What happened in Japan? And why am I having a hard time keeping to one subject tonight? There was a Nukular accident, I heard on NPR. I assume they've been paying attention to my NPR pronunciation guide from Junkmail 5 (..\junk5\junk5.htm
There is a plant 70 miles from Tokyo where they process Uranium to turn it into fuel for nuclear power plants. They're supposed to put about 5 lbs of uranium into a big tank and do some stuff to it. They figured out they could put about 20 lbs into the tank and do this stuff a lot faster, even though that was against regulations. Last week they put about 35 pounds into the tank. Big deal? Yes, it turned out to be a pretty big deal because it reached critical mass and started an atomic reaction. This is a processing plant where atomic reactions are not supposed to happen, ever.
What does critical mass mean? Uranium usually comes in two versions, 235 and 238. They're both radioactive, with a half-life of 700 million years for U235 and 4.5 billion years for U238. That means at the end of this time period a Uranium atom has a 50% chance of kicking out some neutrons or protons and decaying into some other element -- provided it doesn't get slammed into by a stray proton or neutron. If that happens, it will most likely decay immediately, sending out some more protons or neutrons.
U235 works better for nuclear reactions because when you get a bunch of U235 atoms together, they start hitting each other with neutrons and protons and that sends out more and more neutrons and protons, and it starts getting hot. These atomic particles go blasting out everywhere, and that's radiation. It's called fission, because the atom splits into two pieces. This is a lot slower than the atomic bomb, but it's the same principle. The amount it takes to do this is called the critical mass.
When these guys in Japan put 35 pounds of Uranium in the tank, it got hot and the atomic particles started flying.

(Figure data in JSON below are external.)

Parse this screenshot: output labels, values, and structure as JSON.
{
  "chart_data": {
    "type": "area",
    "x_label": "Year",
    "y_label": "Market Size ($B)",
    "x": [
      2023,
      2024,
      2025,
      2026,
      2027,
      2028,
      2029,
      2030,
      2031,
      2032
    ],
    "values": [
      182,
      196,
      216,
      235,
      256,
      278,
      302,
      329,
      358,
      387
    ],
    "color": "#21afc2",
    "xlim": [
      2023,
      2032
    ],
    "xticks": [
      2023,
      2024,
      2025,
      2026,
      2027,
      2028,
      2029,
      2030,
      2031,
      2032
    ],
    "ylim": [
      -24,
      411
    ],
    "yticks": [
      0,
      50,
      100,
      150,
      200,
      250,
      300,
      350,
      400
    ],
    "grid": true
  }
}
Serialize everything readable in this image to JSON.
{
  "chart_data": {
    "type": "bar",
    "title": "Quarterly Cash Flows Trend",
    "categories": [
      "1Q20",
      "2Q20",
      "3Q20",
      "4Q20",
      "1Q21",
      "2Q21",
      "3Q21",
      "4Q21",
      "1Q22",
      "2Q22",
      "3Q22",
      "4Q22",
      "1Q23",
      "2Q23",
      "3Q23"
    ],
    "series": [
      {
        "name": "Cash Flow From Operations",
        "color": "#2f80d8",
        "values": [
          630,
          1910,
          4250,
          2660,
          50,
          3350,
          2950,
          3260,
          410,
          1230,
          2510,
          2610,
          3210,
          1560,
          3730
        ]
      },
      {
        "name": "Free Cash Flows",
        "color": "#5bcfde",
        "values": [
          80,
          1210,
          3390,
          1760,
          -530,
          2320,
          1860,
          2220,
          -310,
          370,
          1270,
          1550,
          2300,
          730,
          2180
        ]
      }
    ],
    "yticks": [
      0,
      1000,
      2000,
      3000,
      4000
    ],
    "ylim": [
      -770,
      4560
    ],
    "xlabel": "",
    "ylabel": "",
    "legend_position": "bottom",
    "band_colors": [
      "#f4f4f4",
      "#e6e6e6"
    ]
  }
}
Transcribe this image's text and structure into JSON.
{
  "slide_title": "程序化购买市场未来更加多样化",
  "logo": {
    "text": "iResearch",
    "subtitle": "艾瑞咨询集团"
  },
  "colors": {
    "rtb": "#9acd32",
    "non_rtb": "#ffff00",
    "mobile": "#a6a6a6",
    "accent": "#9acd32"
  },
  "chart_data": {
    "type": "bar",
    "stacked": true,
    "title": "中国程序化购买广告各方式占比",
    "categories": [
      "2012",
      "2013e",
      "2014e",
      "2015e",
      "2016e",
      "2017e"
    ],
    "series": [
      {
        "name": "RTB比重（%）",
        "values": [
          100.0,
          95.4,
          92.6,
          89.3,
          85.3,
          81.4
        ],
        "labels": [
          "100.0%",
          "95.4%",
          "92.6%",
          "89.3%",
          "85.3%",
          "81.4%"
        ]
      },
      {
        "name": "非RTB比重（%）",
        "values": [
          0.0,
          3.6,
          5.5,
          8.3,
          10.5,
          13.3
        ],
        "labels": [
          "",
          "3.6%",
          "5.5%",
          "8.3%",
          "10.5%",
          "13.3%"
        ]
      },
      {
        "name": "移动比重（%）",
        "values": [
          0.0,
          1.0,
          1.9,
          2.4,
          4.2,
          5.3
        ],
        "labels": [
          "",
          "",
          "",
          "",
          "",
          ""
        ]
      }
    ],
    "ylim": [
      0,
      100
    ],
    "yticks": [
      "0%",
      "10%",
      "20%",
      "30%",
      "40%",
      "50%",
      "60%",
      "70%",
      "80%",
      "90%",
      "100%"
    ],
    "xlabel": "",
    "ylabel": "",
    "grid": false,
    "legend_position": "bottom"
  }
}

It took them several hours to get the reaction shut down. I'm not sure how they did that. The result? There were probably more people killed this week by drunk drivers in Texas than by that accident in Japan. But we can't see radiation, most people don't understand it, it can hurt you without you knowing it, and all that really scares people. So the news we read is about the Uranium in Japan instead of the Earthquake in Mexico.
And speaking of protons, Pizza Hut is paying about 1.25 million dollars to have its advertisement put on a Russian Proton rocket.
The launch has been delayed though, from next month until next year. And we thought NASA was bad!
Well, maybe they are. There are Newtons and there are pounds... and if you get them confused you can crash a satellite. The Mars Climate Orbiter never did orbit because NASA was giving the rocket motors too much push on the way to Mars. Lockheed Martin in Colorado was sending the acceleration data to NASA's computer at the JPL laboratory. Lockheed used pounds, and NASA treated it like Newtons, and the satellite burned up in the Martian atmosphere. Oops!
Oh well, it was only $125,000,000... less than half the cost of a shuttle launch. Actually, they save so much with the smaller unmanned probes that they can lose a couple of them and still get by a lot cheaper than a single manned mission to Mars. It's just not as neat.